Fang Lizhi

China

“Just as scientific research was a way of bearing witness to truths about the natural world, so, Fang believed, intellectual and political inquiry were ways of bearing witness to truths about the political and social world.”

--Orville Schell

Throughout his career, physicist Fang Lizhi (1936-2012) fearlessly criticized the Chinese Communist Party for the stifling restrictions it placed on intellectual freedom, despite the costs to his professional standing. Fang first worked in solid-particle and laser physics. After he was sentenced to a year in solitary confinement during the Cultural Revolution, he was sent to do manual labor in the countryside. There, with limited access to books, Fang took up theoretical physics and cosmology, fields in which he would earn international distinction.

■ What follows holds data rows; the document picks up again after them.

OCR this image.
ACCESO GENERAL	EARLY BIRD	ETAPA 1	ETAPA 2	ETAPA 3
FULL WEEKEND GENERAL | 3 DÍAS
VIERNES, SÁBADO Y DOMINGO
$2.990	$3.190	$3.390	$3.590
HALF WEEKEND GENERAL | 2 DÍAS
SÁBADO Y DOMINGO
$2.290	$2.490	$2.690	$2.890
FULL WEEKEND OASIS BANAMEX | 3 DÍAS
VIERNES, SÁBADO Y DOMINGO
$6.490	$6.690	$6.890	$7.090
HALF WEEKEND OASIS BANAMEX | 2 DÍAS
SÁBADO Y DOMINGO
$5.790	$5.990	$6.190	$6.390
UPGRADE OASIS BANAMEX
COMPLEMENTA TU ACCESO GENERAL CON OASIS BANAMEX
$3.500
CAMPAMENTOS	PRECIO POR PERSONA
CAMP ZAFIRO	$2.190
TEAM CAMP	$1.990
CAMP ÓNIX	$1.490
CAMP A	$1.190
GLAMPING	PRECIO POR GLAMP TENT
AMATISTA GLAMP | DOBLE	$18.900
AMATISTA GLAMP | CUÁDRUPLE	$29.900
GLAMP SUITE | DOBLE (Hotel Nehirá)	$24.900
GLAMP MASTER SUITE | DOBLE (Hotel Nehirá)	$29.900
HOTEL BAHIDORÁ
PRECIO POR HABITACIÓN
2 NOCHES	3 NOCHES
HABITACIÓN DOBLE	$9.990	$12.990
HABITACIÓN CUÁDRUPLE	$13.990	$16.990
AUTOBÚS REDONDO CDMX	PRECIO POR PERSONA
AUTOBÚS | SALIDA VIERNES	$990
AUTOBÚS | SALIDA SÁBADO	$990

As the vice-president of Keda university, Fang fostered openness and worked against the isolation of Chinese intellectuals by hosting foreign scholars and sending students and faculty to study abroad. At the point when he had the the most to lose—a prominent university position and the freedom to travel— he gave speeches championing democracy. In 1986, after student pro-democracy protests erupted in over a hundred universities, Fang was forced to leave Keda and denounced by Party leader Deng Xiaoping.

At one point, the Communist Party distributed a collection of Fang’s speeches and writings as an example of the sort of ideas that should be repudiated. However, as Orville Schell reported, condemning Fang’s words had the opposite effect; people across China were stirred by his call for democracy and human rights.